What can I actually conclude, and how do I aggregate?

Aggregate per-work palettes into collection-level evidence: mean hue per decade, share of warm versus cool pixels, or clustering whole works by their palette vectors to find colour "schools". Plot the trend, then return to the paintings driving it. Colour statistics are descriptive — they show what the palette did, and it remains the historian's job to explain why, drawing on materials, patrons and pigment availability.

Key Takeaways

  • Convert RGB to perceptually uniform CIELAB before any colour measurement.
  • Extract dominant palettes with k-means on the pixels; cluster sizes give proportions.
  • Colour fidelity of digitisation, not the algorithm, determines whether cross-image comparison is valid.
  • Only compare colour across works captured to a consistent, profiled standard.
  • Crop frames, mounts and backgrounds first or they dominate the statistics.
  • Colour analysis is descriptive evidence to interpret, not an explanation by itself.

Frequently Asked Questions

Which colour space should I use for analysis?

Convert from RGB to a perceptually uniform space like CIELAB before measuring distances or clustering.

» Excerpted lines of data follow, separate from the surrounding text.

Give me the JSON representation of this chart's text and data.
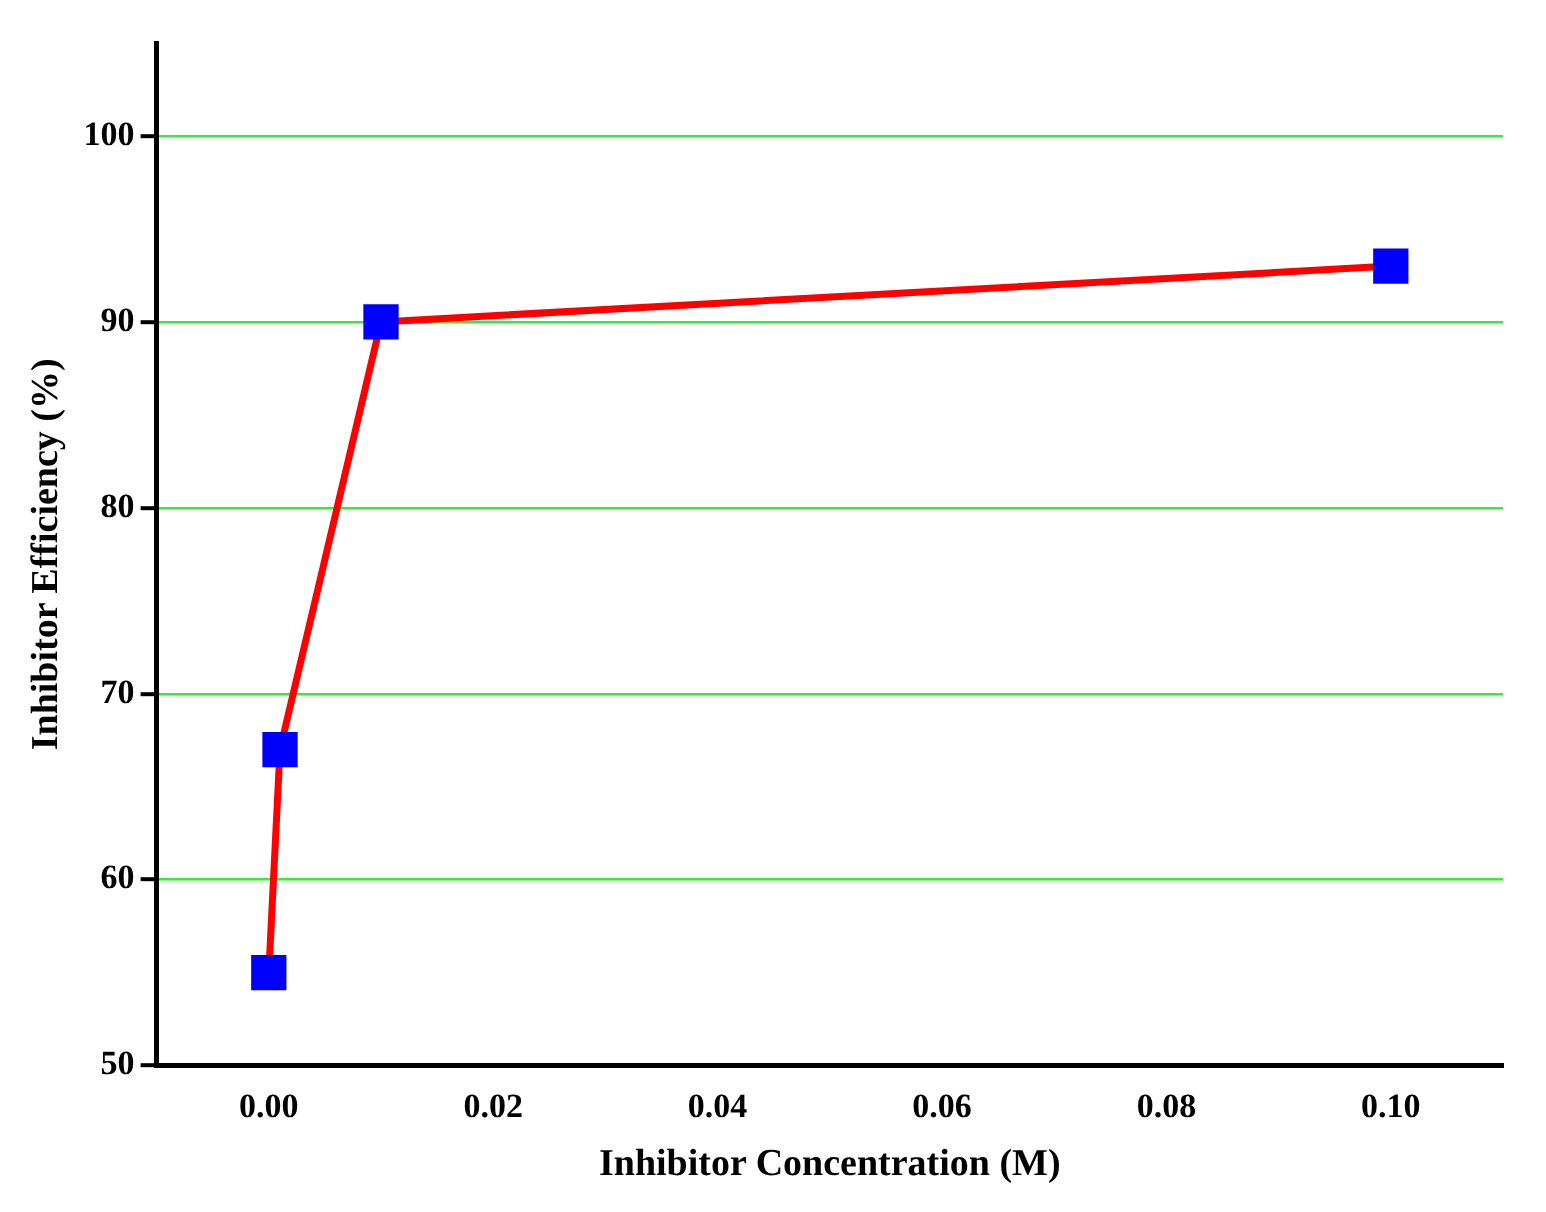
{
  "chart_data": {
    "type": "line",
    "xlabel": "Inhibitor Concentration (M)",
    "ylabel": "Inhibitor Efficiency (%)",
    "x": [
      0,
      0.001,
      0.01,
      0.1
    ],
    "series": [
      {
        "color": "#ff0000",
        "colors": [
          "#0000ff",
          "#0000ff",
          "#0000ff",
          "#0000ff"
        ],
        "values": [
          55,
          67,
          90,
          93
        ]
      }
    ],
    "marker": "square",
    "line_style": "solid",
    "xlim": [
      -0.01,
      0.11
    ],
    "xticks": [
      {
        "value": 0,
        "label": "0.00"
      },
      {
        "value": 0.02,
        "label": "0.02"
      },
      {
        "value": 0.04,
        "label": "0.04"
      },
      {
        "value": 0.06,
        "label": "0.06"
      },
      {
        "value": 0.08,
        "label": "0.08"
      },
      {
        "value": 0.1,
        "label": "0.10"
      }
    ],
    "ylim": [
      50,
      105
    ],
    "yticks": [
      50,
      60,
      70,
      80,
      90,
      100
    ],
    "grid": "y",
    "legend": false
  }
}
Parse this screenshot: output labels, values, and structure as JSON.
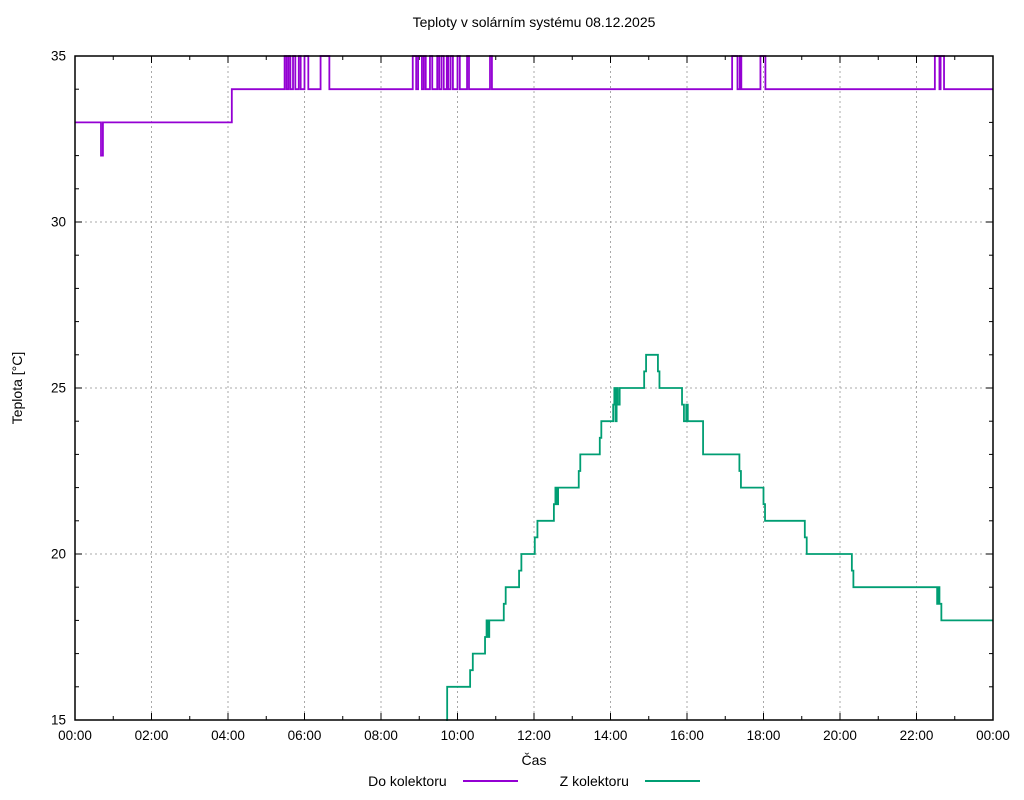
{
  "chart_data": {
    "type": "line",
    "title": "Teploty v solárním systému 08.12.2025",
    "xlabel": "Čas",
    "ylabel": "Teplota [°C]",
    "xlim": [
      0,
      24
    ],
    "ylim": [
      15,
      35
    ],
    "x_major_interval_hours": 2,
    "x_minor_interval_hours": 1,
    "y_major_interval": 5,
    "y_minor_interval": 1,
    "x_tick_labels": [
      "00:00",
      "02:00",
      "04:00",
      "06:00",
      "08:00",
      "10:00",
      "12:00",
      "14:00",
      "16:00",
      "18:00",
      "20:00",
      "22:00",
      "00:00"
    ],
    "y_tick_labels": [
      "15",
      "20",
      "25",
      "30",
      "35"
    ],
    "grid": true,
    "grid_color": "#a8a8a8",
    "legend_position": "bottom-center",
    "step_mode": "step-after",
    "series": [
      {
        "name": "Do kolektoru",
        "color": "#9400d3",
        "points": [
          [
            0.0,
            33
          ],
          [
            0.68,
            32
          ],
          [
            0.73,
            33
          ],
          [
            4.1,
            34
          ],
          [
            5.48,
            35
          ],
          [
            5.53,
            34
          ],
          [
            5.58,
            35
          ],
          [
            5.63,
            34
          ],
          [
            5.7,
            35
          ],
          [
            5.76,
            34
          ],
          [
            5.85,
            35
          ],
          [
            5.9,
            34
          ],
          [
            6.0,
            35
          ],
          [
            6.1,
            34
          ],
          [
            6.42,
            35
          ],
          [
            6.65,
            34
          ],
          [
            8.83,
            35
          ],
          [
            8.92,
            34
          ],
          [
            8.97,
            35
          ],
          [
            9.07,
            34
          ],
          [
            9.12,
            35
          ],
          [
            9.17,
            34
          ],
          [
            9.28,
            35
          ],
          [
            9.34,
            34
          ],
          [
            9.47,
            35
          ],
          [
            9.52,
            34
          ],
          [
            9.58,
            35
          ],
          [
            9.64,
            34
          ],
          [
            9.72,
            35
          ],
          [
            9.76,
            34
          ],
          [
            9.82,
            35
          ],
          [
            9.88,
            34
          ],
          [
            10.0,
            35
          ],
          [
            10.06,
            34
          ],
          [
            10.25,
            35
          ],
          [
            10.3,
            34
          ],
          [
            10.85,
            35
          ],
          [
            10.9,
            34
          ],
          [
            17.18,
            35
          ],
          [
            17.32,
            34
          ],
          [
            17.38,
            35
          ],
          [
            17.42,
            34
          ],
          [
            17.92,
            35
          ],
          [
            18.05,
            34
          ],
          [
            22.48,
            35
          ],
          [
            22.6,
            34
          ],
          [
            22.63,
            35
          ],
          [
            22.72,
            34
          ],
          [
            24.0,
            34
          ]
        ]
      },
      {
        "name": "Z kolektoru",
        "color": "#009e73",
        "points": [
          [
            9.7,
            15
          ],
          [
            9.73,
            16
          ],
          [
            10.33,
            16.5
          ],
          [
            10.4,
            17
          ],
          [
            10.72,
            17.5
          ],
          [
            10.76,
            18
          ],
          [
            10.79,
            17.5
          ],
          [
            10.83,
            18
          ],
          [
            11.21,
            18.5
          ],
          [
            11.26,
            19
          ],
          [
            11.61,
            19.5
          ],
          [
            11.67,
            20
          ],
          [
            12.02,
            20.5
          ],
          [
            12.09,
            21
          ],
          [
            12.52,
            21.5
          ],
          [
            12.56,
            22
          ],
          [
            12.59,
            21.5
          ],
          [
            12.63,
            22
          ],
          [
            13.17,
            22.5
          ],
          [
            13.21,
            23
          ],
          [
            13.72,
            23.5
          ],
          [
            13.76,
            24
          ],
          [
            14.07,
            24.5
          ],
          [
            14.1,
            25
          ],
          [
            14.13,
            24
          ],
          [
            14.16,
            25
          ],
          [
            14.19,
            24.5
          ],
          [
            14.24,
            25
          ],
          [
            14.88,
            25.5
          ],
          [
            14.93,
            26
          ],
          [
            15.24,
            25.5
          ],
          [
            15.28,
            25
          ],
          [
            15.87,
            24.5
          ],
          [
            15.92,
            24
          ],
          [
            15.98,
            24.5
          ],
          [
            16.02,
            24
          ],
          [
            16.42,
            23
          ],
          [
            17.37,
            22.5
          ],
          [
            17.41,
            22
          ],
          [
            18.0,
            21.5
          ],
          [
            18.04,
            21
          ],
          [
            19.08,
            20.5
          ],
          [
            19.13,
            20
          ],
          [
            20.31,
            19.5
          ],
          [
            20.35,
            19
          ],
          [
            22.54,
            18.5
          ],
          [
            22.57,
            19
          ],
          [
            22.6,
            18.5
          ],
          [
            22.65,
            18
          ],
          [
            24.0,
            18
          ]
        ]
      }
    ]
  }
}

Euclidean distance in RGB does not match how humans perceive colour difference, whereas CIELAB approximates it far better.

How do I extract a painting's dominant colours?

Resize the image, reshape its pixels into a list, and run k-means clustering (e.g. k=5) on them. The cluster centres are the dominant colours and the cluster sizes give each colour's proportion of the canvas.

Why do digitised artworks have inconsistent colour?

Different scanners, lighting and lack of colour calibration mean the same pigment can read differently across a collection. Without an embedded ICC profile or a colour target in the capture, cross-image colour comparison is unreliable.

Can I compare colour across a whole collection meaningfully?

Only if the images were captured to a consistent colour standard, ideally with ICC profiles and colour targets. Otherwise you risk measuring scanner differences rather than artistic choices; always check provenance of the digitisation first.

Should I analyse the full image or just the artwork?

Crop out frames, mounts and background first, or they dominate the colour statistics. A white mount or dark frame will swamp the actual palette and produce misleading dominant colours.

What can colour analysis actually tell art historians?

It can surface palette trends over a period, group works by colour similarity, track an artist's shifting use of hue, or quantify warm-versus-cool balance. It is descriptive evidence to interpret, not an explanation in itself.